How To Solve The Problems
Customer acquisition costs (CAC) are calculated dividing the marketing and sales costs in a specific period of time by the number of customers acquired in this specific period of time. This means that management teams need to find channels that are cheaper in terms of marketing and sales costs incurred. Everything that reduces the costs incurred in order to acquire a customer is helpful. First and foremost, this means that management teams should try to reduce the expensive human touch required to acquire customers.
We usually work with management teams on analyzing the complete conversion funnel in order to understand where digital tools can replace or reduce human touch. Can leads be generated organically through content marketing, a referral program or through partnerships? Can we find ways to automate the lead nurturing process in order to reduce the human touchpoints potential customers have with the company’s marketing team? And what can we do about the costs associated with salespeople?

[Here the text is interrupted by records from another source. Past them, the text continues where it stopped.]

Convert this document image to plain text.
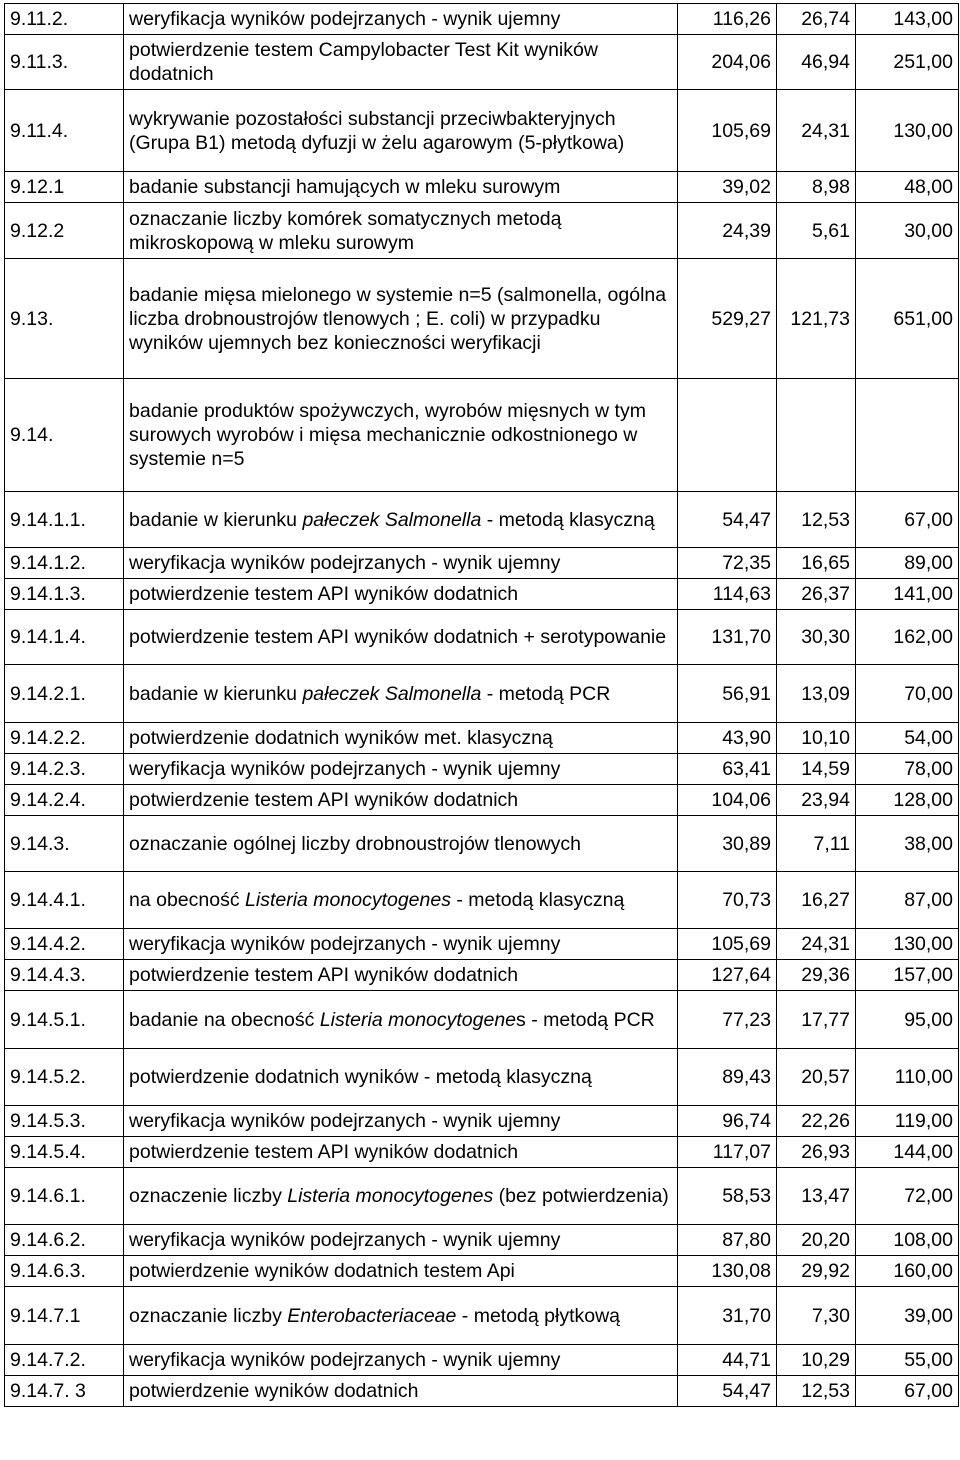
9.11.2.	weryfikacja wyników podejrzanych - wynik ujemny	116,26	26,74	143,00
9.11.3.	potwierdzenie testem Campylobacter Test Kit wyników dodatnich	204,06	46,94	251,00
9.11.4.	wykrywanie pozostałości substancji przeciwbakteryjnych (Grupa B1) metodą dyfuzji w żelu agarowym (5-płytkowa)	105,69	24,31	130,00
9.12.1	badanie substancji hamujących w mleku surowym	39,02	8,98	48,00
9.12.2	oznaczanie liczby komórek somatycznych metodą mikroskopową w mleku surowym	24,39	5,61	30,00
9.13.	badanie mięsa mielonego w systemie n=5 (salmonella, ogólna liczba drobnoustrojów tlenowych ; E. coli) w przypadku wyników ujemnych bez konieczności weryfikacji	529,27	121,73	651,00
9.14.	badanie produktów spożywczych, wyrobów mięsnych w tym surowych wyrobów i mięsa mechanicznie odkostnionego w systemie n=5			
9.14.1.1.	badanie w kierunku pałeczek Salmonella - metodą klasyczną	54,47	12,53	67,00
9.14.1.2.	weryfikacja wyników podejrzanych - wynik ujemny	72,35	16,65	89,00
9.14.1.3.	potwierdzenie testem API wyników dodatnich	114,63	26,37	141,00
9.14.1.4.	potwierdzenie testem API wyników dodatnich + serotypowanie	131,70	30,30	162,00
9.14.2.1.	badanie w kierunku pałeczek Salmonella - metodą PCR	56,91	13,09	70,00
9.14.2.2.	potwierdzenie dodatnich wyników met. klasyczną	43,90	10,10	54,00
9.14.2.3.	weryfikacja wyników podejrzanych - wynik ujemny	63,41	14,59	78,00
9.14.2.4.	potwierdzenie testem API wyników dodatnich	104,06	23,94	128,00
9.14.3.	oznaczanie ogólnej liczby drobnoustrojów tlenowych	30,89	7,11	38,00
9.14.4.1.	na obecność Listeria monocytogenes - metodą klasyczną	70,73	16,27	87,00
9.14.4.2.	weryfikacja wyników podejrzanych - wynik ujemny	105,69	24,31	130,00
9.14.4.3.	potwierdzenie testem API wyników dodatnich	127,64	29,36	157,00
9.14.5.1.	badanie na obecność Listeria monocytogenes - metodą PCR	77,23	17,77	95,00
9.14.5.2.	potwierdzenie dodatnich wyników - metodą klasyczną	89,43	20,57	110,00
9.14.5.3.	weryfikacja wyników podejrzanych - wynik ujemny	96,74	22,26	119,00
9.14.5.4.	potwierdzenie testem API wyników dodatnich	117,07	26,93	144,00
9.14.6.1.	oznaczenie liczby Listeria monocytogenes (bez potwierdzenia)	58,53	13,47	72,00
9.14.6.2.	weryfikacja wyników podejrzanych - wynik ujemny	87,80	20,20	108,00
9.14.6.3.	potwierdzenie wyników dodatnich testem Api	130,08	29,92	160,00
9.14.7.1	oznaczanie liczby Enterobacteriaceae - metodą płytkową	31,70	7,30	39,00
9.14.7.2.	weryfikacja wyników podejrzanych - wynik ujemny	44,71	10,29	55,00
9.14.7. 3	potwierdzenie wyników dodatnich	54,47	12,53	67,00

Can we introduce a self-signup process for small business customers that enables the company to acquire small customers without salespeople being involved at all?
In a nutshell, if companies want to target the long tail, they need to work hard on reducing customer acquisition costs (CAC) and usually this means that this specific target customer segment needs to be targeted through a low-touch or no-touch acquisition process.
At the same time, targeting the long tail is not only about reducing customer acquisition costs (CAC). Management teams should also explore ways to increase the customer lifetime value (CLV). This has certainly to do with finding the right price point. But there is often significant potential also in increasing the contribution margin per customer by reducing onboarding, activation and support costs associated with small business customers.
Again, digital tools and self-onboarding and self-activation tools can play an important role and need to be explored. With regard to the support function, self-help tools, chatbots and one-to-many solutions where one support person handles many customer tickets at the same time could be an option. Nevertheless, companies should always keep in mind that customer success (a high return on investment and a great customer experience) is highly important. Digital tools are only insofar helpful as the customer is still delighted by the product offering and customer service. If customers end up being disappointed, they will churn fast and leave bad reviews.
The long tail of small business customers may not be the appropriate target customer segment for each and every company. However, small business customers do have a significant revenue potential that should not be ignored out of hand.
We recommend management teams to carefully analyze whether they can find ways to efficiently and profitably acquire these customers and what cash flow implication this will have, before they target the long tail.